A two-dimensional rationality problem and intersections of two quadrics.

Let $k$ be a field with char $k\neq 2$ and $k$ be not algebraically closed. Let $a\in k\setminus k^2$ and $L=k(\sqrt{a})(x,y)$ be a field extension of $k$ where $x,y$ are algebraically independent over $k$. Assume that $\sigma$ is a $k$-automorphism on $L$ defined by \[ \sigma: \sqrt{a}\mapsto -\sqrt{a},\ x\mapsto \frac{b}{x},\ y\mapsto \frac{c(x+\frac{b}{x})+d}{y} \] where $b,c,d \in k$, $b\neq 0$ and at least one of $c,d$ is non-zero. Let $L^{\langle\sigma\rangle}=\{u\in L:\sigma(u)=u\}$ be the fixed subfield of $L$ and $(a,b)_{2,k}$ be the Hilbert symbol over $k$. Theorem.
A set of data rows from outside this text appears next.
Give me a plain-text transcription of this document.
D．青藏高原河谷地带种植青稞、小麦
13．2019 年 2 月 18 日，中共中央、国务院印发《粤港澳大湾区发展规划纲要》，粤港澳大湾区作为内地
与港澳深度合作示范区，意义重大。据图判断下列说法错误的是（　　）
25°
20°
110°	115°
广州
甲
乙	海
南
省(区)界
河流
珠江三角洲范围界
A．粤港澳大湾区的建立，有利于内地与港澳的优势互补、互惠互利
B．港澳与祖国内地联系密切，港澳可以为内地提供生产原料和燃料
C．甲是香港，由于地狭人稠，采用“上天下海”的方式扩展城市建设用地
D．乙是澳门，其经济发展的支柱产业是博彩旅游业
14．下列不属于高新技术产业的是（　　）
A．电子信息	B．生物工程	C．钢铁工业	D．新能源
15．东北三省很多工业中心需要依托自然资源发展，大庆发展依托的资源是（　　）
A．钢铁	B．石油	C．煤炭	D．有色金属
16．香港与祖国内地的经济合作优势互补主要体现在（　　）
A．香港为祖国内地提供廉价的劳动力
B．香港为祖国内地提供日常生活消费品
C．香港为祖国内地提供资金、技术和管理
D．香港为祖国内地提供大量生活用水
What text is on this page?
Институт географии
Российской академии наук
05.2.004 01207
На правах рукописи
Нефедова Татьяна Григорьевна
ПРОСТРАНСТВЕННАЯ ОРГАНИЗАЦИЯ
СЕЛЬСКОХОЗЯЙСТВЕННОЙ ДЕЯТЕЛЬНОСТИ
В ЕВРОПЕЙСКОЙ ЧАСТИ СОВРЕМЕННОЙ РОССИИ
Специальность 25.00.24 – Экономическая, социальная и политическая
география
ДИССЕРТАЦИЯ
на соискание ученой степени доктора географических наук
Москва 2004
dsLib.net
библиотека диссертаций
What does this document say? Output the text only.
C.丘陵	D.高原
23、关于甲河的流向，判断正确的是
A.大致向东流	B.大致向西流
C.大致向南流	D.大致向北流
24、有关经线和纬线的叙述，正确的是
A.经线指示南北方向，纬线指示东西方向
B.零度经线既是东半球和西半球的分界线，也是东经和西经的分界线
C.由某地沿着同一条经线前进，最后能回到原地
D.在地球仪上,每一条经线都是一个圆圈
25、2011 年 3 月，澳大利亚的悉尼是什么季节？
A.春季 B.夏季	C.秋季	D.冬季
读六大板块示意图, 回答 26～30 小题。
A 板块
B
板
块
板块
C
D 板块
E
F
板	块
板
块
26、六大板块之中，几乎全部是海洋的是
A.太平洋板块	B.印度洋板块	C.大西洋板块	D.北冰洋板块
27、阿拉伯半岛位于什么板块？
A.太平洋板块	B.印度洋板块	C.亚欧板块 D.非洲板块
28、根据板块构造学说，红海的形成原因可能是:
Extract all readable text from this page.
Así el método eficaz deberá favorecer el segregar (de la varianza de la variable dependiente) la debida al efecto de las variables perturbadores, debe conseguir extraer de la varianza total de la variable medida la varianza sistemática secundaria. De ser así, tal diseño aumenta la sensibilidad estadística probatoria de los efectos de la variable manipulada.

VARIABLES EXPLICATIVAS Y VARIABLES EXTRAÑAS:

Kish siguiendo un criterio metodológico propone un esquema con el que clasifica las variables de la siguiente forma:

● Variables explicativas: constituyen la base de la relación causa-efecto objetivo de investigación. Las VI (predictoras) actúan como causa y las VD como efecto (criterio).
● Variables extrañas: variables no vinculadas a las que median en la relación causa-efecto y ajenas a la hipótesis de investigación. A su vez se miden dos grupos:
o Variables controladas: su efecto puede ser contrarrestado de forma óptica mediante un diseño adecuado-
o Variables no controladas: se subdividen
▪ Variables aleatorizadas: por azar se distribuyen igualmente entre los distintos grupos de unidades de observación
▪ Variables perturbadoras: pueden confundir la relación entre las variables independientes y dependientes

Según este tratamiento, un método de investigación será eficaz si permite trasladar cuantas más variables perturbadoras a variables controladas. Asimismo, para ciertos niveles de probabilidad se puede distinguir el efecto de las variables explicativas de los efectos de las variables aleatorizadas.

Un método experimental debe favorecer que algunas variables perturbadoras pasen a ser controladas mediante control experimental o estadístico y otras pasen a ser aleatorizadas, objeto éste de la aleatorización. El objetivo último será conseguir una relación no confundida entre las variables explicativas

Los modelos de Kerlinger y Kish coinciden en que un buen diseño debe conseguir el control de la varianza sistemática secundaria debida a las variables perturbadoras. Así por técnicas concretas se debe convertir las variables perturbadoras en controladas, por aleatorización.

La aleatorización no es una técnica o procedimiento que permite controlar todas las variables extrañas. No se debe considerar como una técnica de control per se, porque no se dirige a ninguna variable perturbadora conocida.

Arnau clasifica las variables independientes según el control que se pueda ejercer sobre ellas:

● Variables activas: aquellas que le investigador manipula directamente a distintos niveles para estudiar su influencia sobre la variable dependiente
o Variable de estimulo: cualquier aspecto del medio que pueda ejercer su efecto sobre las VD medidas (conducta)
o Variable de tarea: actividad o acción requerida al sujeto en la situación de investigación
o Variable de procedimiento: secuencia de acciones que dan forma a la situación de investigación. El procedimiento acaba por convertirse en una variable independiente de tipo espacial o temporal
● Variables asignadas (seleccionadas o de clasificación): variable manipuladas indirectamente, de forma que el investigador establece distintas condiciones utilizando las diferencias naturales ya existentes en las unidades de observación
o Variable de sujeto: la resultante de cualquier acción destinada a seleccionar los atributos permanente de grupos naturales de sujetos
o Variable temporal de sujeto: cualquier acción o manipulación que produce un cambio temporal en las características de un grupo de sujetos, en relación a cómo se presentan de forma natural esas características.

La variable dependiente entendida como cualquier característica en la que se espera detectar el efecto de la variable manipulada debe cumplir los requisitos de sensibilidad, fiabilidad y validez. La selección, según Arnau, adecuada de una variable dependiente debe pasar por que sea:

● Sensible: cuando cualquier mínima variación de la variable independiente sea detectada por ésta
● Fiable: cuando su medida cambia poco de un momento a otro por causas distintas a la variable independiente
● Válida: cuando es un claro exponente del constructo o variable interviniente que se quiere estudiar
Assume that $d^2-4bc^2\neq 0$. Then the following statements are equivalent: (i) $L^{\langle\sigma\rangle}$ is rational over $k$; (ii) $L^{\langle\sigma\rangle}$ is stably rational over $k$; (iii) $L^{\langle\sigma\rangle}$ is unirational over $k$; (iv) there exist $\alpha, \beta, \gamma, \delta\in k$ such that $\alpha ^2-a \beta ^2=b$, $\gamma^2-a \delta ^2= 2c \alpha + d$; (v) there exist elements $\alpha, \beta \in k$ such that $\alpha ^2-a \beta ^2=b$, and either $2c\alpha + d =0$, or $2c\alpha + d \neq 0$ with $(a, 2c\alpha + d)_{2, k(\sqrt{d^2-4bc^2})}=0$; (vi) $(a,b)_{2, k}=0$, and for any elements $\alpha, \beta \in k$ such that $\alpha ^2-a \beta ^2=b$ we have either $2c\alpha + d =0$, or $2c\alpha + d \neq 0$ with $(a, 2c\alpha + d)_{2, k(\sqrt{d^2-4bc^2})}=0$. The same question when $d^2-4bc^2=0$ is solved also.